Référence : 2019 CAF 316

[TRADUCTION FRANÇAISE]

CORAM :

LE JUGE NEAR

LE JUGE LASKIN

LA JUGE MACTAVISH

 

ENTRE :

HAMID ALAKOZAI

appelant

et

PROCUREUR GÉNÉRAL DU CANADA

intimé

Audience tenue à Ottawa (Ontario), le 26 novembre 2019.

Jugement rendu à Ottawa (Ontario), le 18 décembre 2019.

MOTIFS DU JUGEMENT :

LE JUGE NEAR

Y ONT SOUSCRIT :

LE JUGE LASKIN

LA JUGE MACTAVISH

 


Date : 20191218


Dossier : A-174-19

Référence : 2019 CAF 316

CORAM :

LE JUGE NEAR

LE JUGE LASKIN

LA JUGE MACTAVISH

 

ENTRE :

HAMID ALAKOZAI

appelant

et

PROCUREUR GÉNÉRAL DU CANADA

intimé

MOTIFS DU JUGEMENT

LE JUGE NEAR

I.  Aperçu

[1]  L’appelant, M. Hamid Alakozai, interjette appel d’une décision de la Cour fédérale en date du 1er mai 2019, qui a rejeté sa demande de contrôle judiciaire parce qu’elle a conclu que la décision de la Gendarmerie royale du Canada (GRC), qui a rejeté sa demande en vue d’obtenir une cote de fiabilité approfondie, était raisonnable.

II.  Résumé des faits

[2]  L’appelant, à la fois citoyen du Canada et de l’Afghanistan, travaille actuellement pour le Corps canadien des commissionnaires et détient une cote de sécurité de niveau secret de la fonction publique, telle que définie dans la Norme sur le filtrage de sécurité du Conseil du Trésor du Canada (norme du SCT).
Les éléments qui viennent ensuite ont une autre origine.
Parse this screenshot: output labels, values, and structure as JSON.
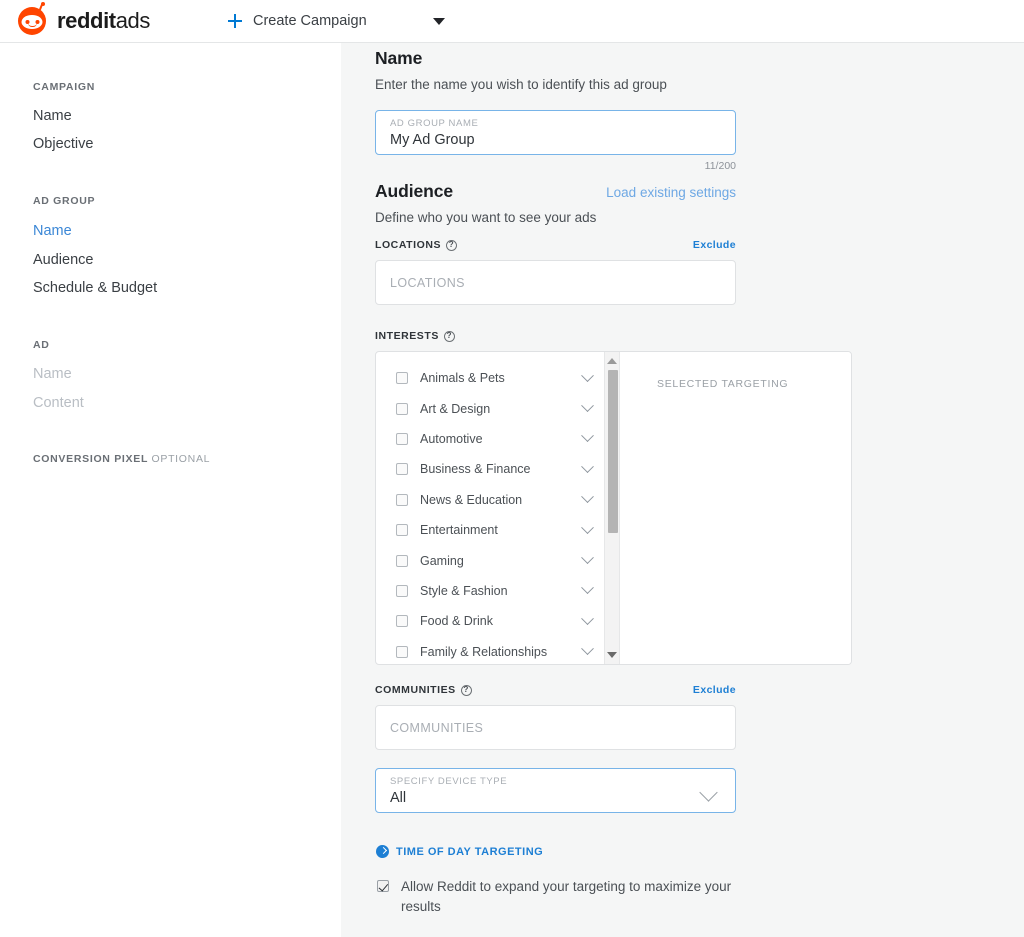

En septembre 2015, l’appelant a présenté une demande en vue de devenir membre régulier de la GRC. Comme condition préalable à l’emploi à titre de membre régulier, qui exige une cote de sécurité de niveau secret, l’appelant était tenu d’obtenir une cote de fiabilité approfondie. Sur présentation de la demande de l’appelant, la GRC a entamé son processus interne de filtrage de sécurité. Dans le cadre du processus, l’appelant était tenu de se soumettre à un test polygraphique préalable à l’emploi et à une entrevue de sécurité et de faire l’objet d’une évaluation par un enquêteur de la GRC afin de vérifier son identité, ses diplômes d’études et ses compétences professionnelles, de même que son honnêteté et sa loyauté.
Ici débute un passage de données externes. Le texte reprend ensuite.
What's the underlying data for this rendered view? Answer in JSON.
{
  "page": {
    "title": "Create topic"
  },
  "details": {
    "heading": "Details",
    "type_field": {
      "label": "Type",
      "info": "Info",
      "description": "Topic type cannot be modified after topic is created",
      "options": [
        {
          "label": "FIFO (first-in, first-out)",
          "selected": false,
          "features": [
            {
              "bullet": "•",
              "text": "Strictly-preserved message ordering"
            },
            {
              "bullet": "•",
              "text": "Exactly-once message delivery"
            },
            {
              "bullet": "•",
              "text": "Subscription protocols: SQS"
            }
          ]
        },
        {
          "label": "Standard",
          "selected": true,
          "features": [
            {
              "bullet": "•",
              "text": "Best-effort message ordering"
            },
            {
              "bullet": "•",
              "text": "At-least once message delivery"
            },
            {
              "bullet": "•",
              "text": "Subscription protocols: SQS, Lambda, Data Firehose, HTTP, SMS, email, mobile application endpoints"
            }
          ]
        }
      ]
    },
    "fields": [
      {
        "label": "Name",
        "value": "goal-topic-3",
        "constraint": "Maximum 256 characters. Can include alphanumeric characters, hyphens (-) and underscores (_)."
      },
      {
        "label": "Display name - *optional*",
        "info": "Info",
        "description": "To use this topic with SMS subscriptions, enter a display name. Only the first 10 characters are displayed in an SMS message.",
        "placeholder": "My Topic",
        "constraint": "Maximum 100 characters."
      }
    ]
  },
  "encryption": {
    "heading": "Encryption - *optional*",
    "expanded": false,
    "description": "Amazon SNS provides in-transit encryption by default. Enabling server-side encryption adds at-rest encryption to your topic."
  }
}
[3]  Le processus de filtrage de la GRC a fait ressortir un certain nombre de préoccupations à l’égard de l’appelant, surtout en ce qui concerne sa présence en ligne et sur les réseaux sociaux. Ces préoccupations ont été exprimées dans le Rapport de continuation, rédigé par l’enquêteur de la GRC, qui a été continuellement mis à jour avec l’ajout d’inscriptions datant du 27 novembre 2017 au 7 mars 2018. Ces préoccupations comprenaient les descriptions que l’appelant se faisait de lui-même, notamment comme [traduction] « ambassadeur de l’humanité », médecin, conseiller juridique principal, consultant juridique et politique international et dirigeant du parti afghan National Uprising.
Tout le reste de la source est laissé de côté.